LENDERS have given a mixed welcome to plans to launch 25 year to 30 year fixed rate mortgage deals.





The European Mortgage Finance Agency, backed by a group of continental banks, is set to offer homebuyers the chance to fix rates for up to 30 years, with no penalties for moving lender at any time.
It follows calls by the Chancellor Gordon Brown for lenders to introduce long term fixed rate mortgages, in a move aimed at bringing stability to the housing market.
The UK's largest lender, the Halifax, believes long term fixed rate deals have a 'definite role' in the marketplace.
Jo Gill, a spokeswoman for the bank, said: 'There is room for this type of product, although ultimately consumer interest will drive demand. It is likely to supplement rather than supplant existing mortgage deals.'
Yet with experts predicting rates of between 6.5% to 7% for a 25 year fixed rate deal, it could prove too expensive an option to appeal to many borrowers.
Currently short-term discount and tracker deals in the UK are around 3.5%, while short-term fixed rates typically range from 4% to 5%.
David Bitner, head of product operations at The MarketPlace, part of Bradford & Bingley, believes that penalty free, long term fixed rate mortgages will need to be priced more competitively to succeed.
'Long-term rates pitched at around 7% would simply be unappealing for the majority of borrowers, who are used to choice and competitive rates.
'It is difficult to see why borrowers would suddenly want to switch to a higher priced product even if it provides long-term protection,' he added.
Ray Boulger, senior technnical manager at Charcol, is also sceptical. 'There is a market for long term fixed rate mortgages - just not at this rate,' he said
'If you are nervous about future rates, Cheshire Building Society's
25 year fix at 5.48% would be a far better option, despite being tied in for the first few years.'
In May this year lender Leeds & Holbeck launched a 25 year fixed deal, at just 5.39%, which quickly sold out.
The bank believes there is a clear place for longer term fixed rates on the market.
Spokesman Daniel Jones said: 'Long term fixed rate deals have the potential to stabilise the housing market, depending on a number of factors, including their popularity among consumers.'
Supporters of long term fixed rate mortgages point to their widespread popularity in the US, where the bank rate is currently just 1%, and mortgages are typically between 5% to 6%.

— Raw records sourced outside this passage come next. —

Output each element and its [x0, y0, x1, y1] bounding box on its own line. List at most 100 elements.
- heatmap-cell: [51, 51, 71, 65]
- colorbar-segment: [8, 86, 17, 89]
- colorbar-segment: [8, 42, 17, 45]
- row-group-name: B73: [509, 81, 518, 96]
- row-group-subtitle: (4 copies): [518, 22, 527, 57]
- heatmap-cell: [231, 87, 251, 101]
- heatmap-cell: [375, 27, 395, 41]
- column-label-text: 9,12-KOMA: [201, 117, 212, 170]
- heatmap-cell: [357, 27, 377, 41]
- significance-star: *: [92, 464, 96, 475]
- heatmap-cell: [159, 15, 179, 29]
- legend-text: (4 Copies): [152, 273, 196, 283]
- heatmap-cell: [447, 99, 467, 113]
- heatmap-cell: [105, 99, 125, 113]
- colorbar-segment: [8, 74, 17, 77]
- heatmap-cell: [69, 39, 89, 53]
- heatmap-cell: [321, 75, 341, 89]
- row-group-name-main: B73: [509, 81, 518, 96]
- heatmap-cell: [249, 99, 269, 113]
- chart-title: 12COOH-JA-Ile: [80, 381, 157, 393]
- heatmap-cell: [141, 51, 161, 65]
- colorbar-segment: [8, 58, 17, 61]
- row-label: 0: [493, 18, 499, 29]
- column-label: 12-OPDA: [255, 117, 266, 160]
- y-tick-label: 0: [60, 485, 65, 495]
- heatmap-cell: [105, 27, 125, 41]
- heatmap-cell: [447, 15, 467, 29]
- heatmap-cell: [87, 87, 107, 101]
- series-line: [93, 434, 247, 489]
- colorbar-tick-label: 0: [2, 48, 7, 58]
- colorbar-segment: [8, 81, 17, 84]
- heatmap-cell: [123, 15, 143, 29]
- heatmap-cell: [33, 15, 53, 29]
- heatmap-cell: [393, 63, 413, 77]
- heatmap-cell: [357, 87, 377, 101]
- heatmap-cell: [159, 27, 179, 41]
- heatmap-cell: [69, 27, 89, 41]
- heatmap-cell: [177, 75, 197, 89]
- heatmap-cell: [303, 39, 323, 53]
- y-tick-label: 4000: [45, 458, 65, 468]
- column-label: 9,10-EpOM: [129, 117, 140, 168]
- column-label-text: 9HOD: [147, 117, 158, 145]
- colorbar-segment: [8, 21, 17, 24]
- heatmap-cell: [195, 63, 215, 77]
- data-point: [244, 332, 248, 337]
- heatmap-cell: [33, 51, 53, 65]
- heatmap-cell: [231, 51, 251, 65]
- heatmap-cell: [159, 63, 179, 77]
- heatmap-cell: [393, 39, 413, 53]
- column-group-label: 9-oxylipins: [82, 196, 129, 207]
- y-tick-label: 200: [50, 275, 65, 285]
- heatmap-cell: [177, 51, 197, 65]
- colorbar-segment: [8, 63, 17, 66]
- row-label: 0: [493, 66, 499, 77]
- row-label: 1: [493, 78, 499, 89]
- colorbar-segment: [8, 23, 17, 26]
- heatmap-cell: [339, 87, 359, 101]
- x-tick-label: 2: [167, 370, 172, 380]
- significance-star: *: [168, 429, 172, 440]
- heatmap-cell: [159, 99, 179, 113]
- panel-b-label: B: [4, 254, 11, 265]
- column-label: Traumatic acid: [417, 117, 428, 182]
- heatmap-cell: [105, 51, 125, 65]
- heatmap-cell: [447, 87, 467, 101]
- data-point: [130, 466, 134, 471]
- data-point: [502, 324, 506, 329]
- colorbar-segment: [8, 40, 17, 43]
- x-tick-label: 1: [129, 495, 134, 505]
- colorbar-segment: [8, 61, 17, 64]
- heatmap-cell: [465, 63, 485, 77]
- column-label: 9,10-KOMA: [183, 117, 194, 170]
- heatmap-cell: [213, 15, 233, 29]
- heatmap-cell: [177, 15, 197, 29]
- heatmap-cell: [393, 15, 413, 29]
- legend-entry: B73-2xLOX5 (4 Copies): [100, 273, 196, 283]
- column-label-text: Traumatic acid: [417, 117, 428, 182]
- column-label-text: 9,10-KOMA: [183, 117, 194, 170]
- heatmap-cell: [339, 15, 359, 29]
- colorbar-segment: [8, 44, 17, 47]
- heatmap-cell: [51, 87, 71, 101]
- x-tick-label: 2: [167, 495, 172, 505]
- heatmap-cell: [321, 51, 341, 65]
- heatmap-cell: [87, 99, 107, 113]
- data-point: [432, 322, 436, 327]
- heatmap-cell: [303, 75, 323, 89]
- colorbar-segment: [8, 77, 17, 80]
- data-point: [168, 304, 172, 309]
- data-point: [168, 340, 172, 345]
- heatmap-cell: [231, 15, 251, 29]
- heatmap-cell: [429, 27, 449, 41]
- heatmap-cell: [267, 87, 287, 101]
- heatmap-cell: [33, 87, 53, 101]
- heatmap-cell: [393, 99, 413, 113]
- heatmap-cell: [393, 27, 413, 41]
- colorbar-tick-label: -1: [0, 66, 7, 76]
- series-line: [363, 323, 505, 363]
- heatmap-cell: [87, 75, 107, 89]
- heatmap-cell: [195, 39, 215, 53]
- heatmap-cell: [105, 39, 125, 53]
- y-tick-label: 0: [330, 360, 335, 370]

Yet the US mortgage market is far more standardised than the UK market, which was recently voted the most diverse and competitive mortgage market in Europe by the European Mortgage Federation.
Jo Wiggins, a spokesman for the Nationwide said: 'Although we welcome anything that increases choice for consumers, in the UK we are used to great choice and flexibility. Encouraging people to opt for long term fixed rates such as these is like trying to change customers' mindset.'
Either way it's a balancing act. Opting for the new 25 year or 30 year fixed rate mortgages could protect you against future rates rises, but it is impossible to predict what rates will be doing in five years' time, let alone 25 years' time.